• Author(s): Lingdong Kong, Youquan Liu, Lai Xing Ng, Benoit R. Cottereau, Wei Tsang Ooi

The paper presents OpenESS, a novel approach to event-based semantic segmentation (ESS), a fundamental yet challenging task in event camera sensing. The scalability of ESS is often limited by the difficulties in interpreting and annotating event data. While domain adaptation from images to event data can alleviate this issue, data representational differences pose additional challenges that need to be addressed.

For the first time, OpenESS synergizes information from image, text, and event-data domains to enable scalable ESS in an open-world, annotation-efficient manner. This is achieved by transferring the semantically rich CLIP knowledge from image-text pairs to event streams.

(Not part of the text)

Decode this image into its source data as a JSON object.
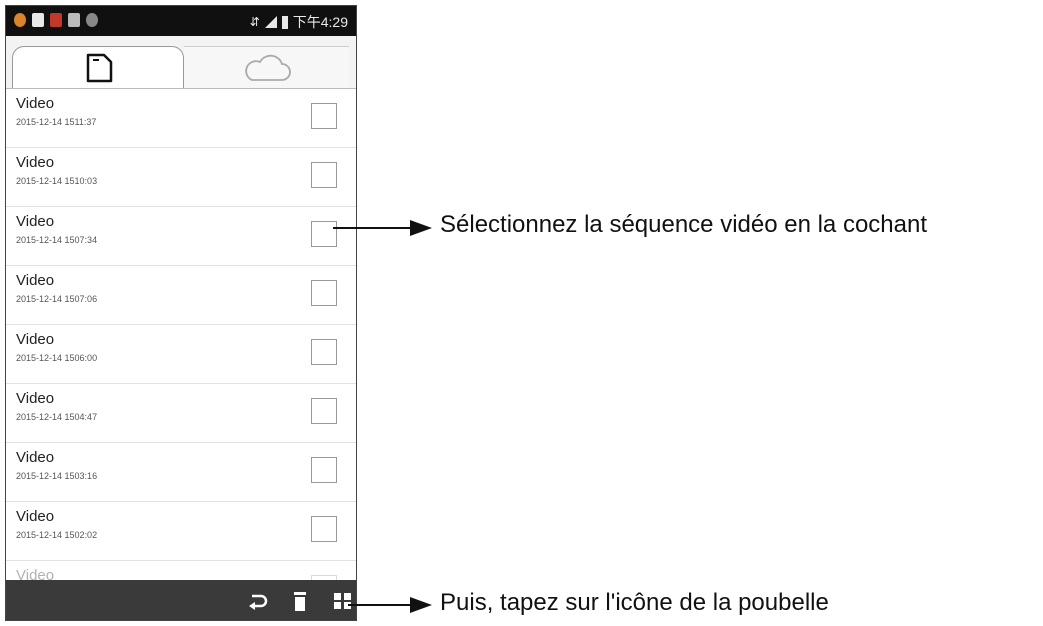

To enhance cross-modality adaptation, the paper proposes a frame-to-event contrastive distillation and a text-to-event semantic consistency regularization. Experimental results on popular ESS benchmarks demonstrate that this approach outperforms existing methods. Notably, OpenESS achieves 53.93% and 43.31% mIoU on DDD17 and DSEC-Semantic, respectively, without using either event or frame labels.

This paper represents a significant advancement in the field of event-based semantic segmentation, highlighting the potential of OpenESS in addressing the challenges associated with the interpretation and annotation of event data.